Pemberontakan Madiun yang dimotori Amir Syarifuddin dan Muso yang sejak 1926
dianggap terafiliasi dengan PKI berhasil ditumpas. GRR atas prakarsa Yamin Cs
kemudian melebur beberapa partai yang sehaluan seperti Partai Rakyat, Partai
Rakyat Jelata, Partai Buruh Merdeka, Angkatan Comunis Muda (Acoma), dan Wanita
Rakyat, menjadi satu kesatuan dan berfusi menjadi Partai Murba.
Ketika agresi militer II Belanda meletus pada Desember 1948, Chairul Saleh
ikut bergerilya di Jawa Barat, bergabung bersama Barisan Bambu Runcing
Jawa Barat. Sukarno berjuang angkat senjata di Jawa Tengah. Tan Malaka
bergabung dengan Brigade Mayor Sabaruddin di Jawa Timur. Chairul Saleh ikut Long
March bersama Divisi Siliwangi dari Yogyakarta ke Karawang dan Sanggabuana.
Tidak setuju dengan adanya KMB, Chairul Saleh melarikan diri dari Jakarta
ke Banten bersama anggota kesatuan lainnya yang menyebabkan terjadinya
Peristiwa Banten Selatan. Bulan Februari 1950-1952, Chairul ditangkap dan
dipenjarakan karena dianggap pelanggar hukum Pemerintah RI. Soekarno kemudian memberangkatkannya
melanjutkan sekolah di Fakultas Hukum Universitas Bonn di Jerman Barat 1952-1955.
Di Jerman, dia menghimpun para pelajar Indonesia dan mendirikan Perhimpunan
Pelajar Indonesia (PPI).
Kader-kader
Murba mendapat posisi strategis di kabinet pasca Dekrit Presiden 5 Juli 1959
seperti Yamin, Chairul Saleh, Adam Malik, dan Sukarni, sempat memicu rasa iri
dari kalangan kader-kader PKI yang merasa juga sangat revolusioner. Perbenturan
antara PKI dengan Murba jadi sangat tajam sejak 1963-1965. Chairul Saleh dan
Ketua PKI Aidit terjadi perang mulut yang nyaris terjadi baku fisik dalam rapat
kabinet di istana Bogor. Inti pertengkaran, Chairul mendapat informasi bahwa
PKI menyiapkan operasi politik untuk menjatuhkan pemerintahan yang sah. Ketika
perseteruan Murba versus PKI meruncing, Sukarno membuat keputusan yang aneh.

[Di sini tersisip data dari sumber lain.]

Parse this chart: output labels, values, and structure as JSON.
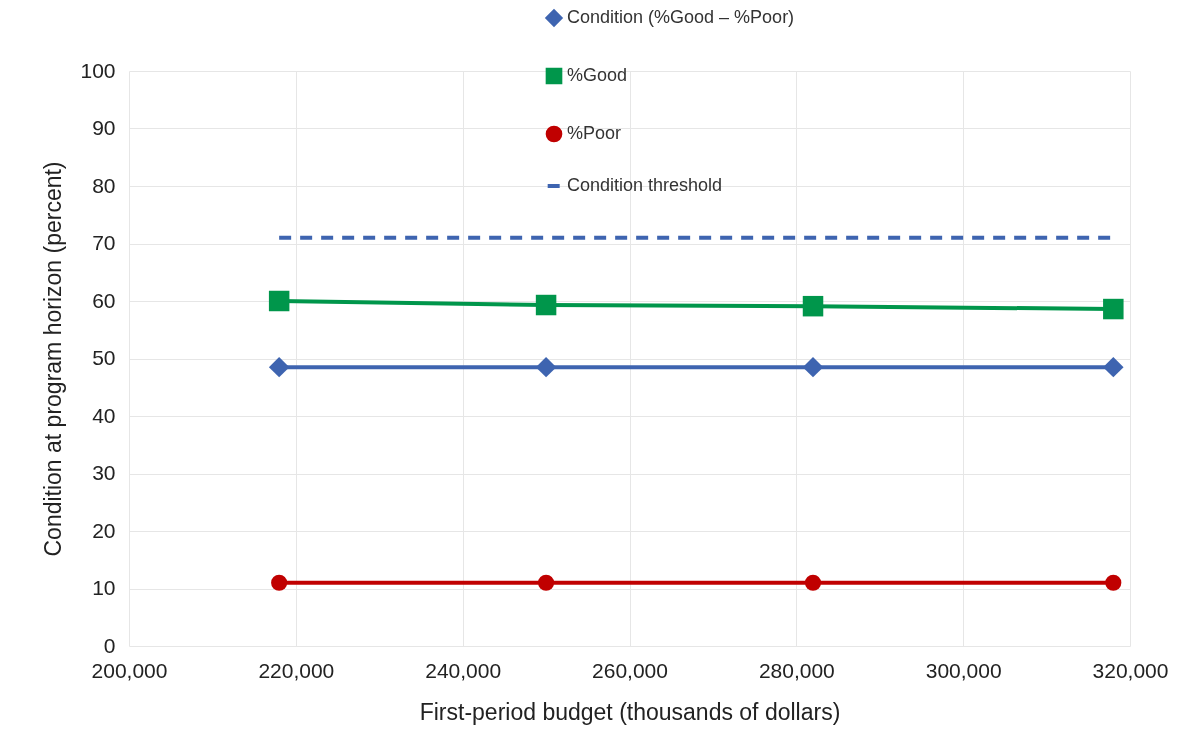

Ketika Murba membentuk Badan Pendukung Sukarnoisme sebagai bentuk pertahanan
melawan PKI, Bung Karno membekukan BPS dan menahan salah satu pengurusnya yaitu
Sukarni. Selanjutnya, oleh Soekarno Partai Murba dibubarkan pada September
1965. Pada tahun 1966, Sukarno mengeluarkan keputusan merehabilitasi partai
Murba melalui Keputusan Presiden No 223 tahun 1966. Ironisnya, salah satu pengurus
utama Murba, Chairul Saleh, justru harus masuk tahanan atas perintah dari
Pemerintahan Presiden Suharto.
Atas jasa Chairul Saleh di bidang kemiliteran, dia mendapat pangkat
Jenderal Kehormatan TNI AD. Dia pun menerima sejumlah bintang jasa, antara lain
Bintang Gerilya, Satyalencana Peristiwa Aksi Militer II, Satyalencana
Peringatan Perjuangan Kemerdekaan, Bintang Mahaputra Tingkat III, Satyalencana
Satya Dharma, Lencana Kapal Selam RI, dan Doktor Honoris Causa dalam Ilmu
Kemasyarakatan dari Universitas Hasanuddin.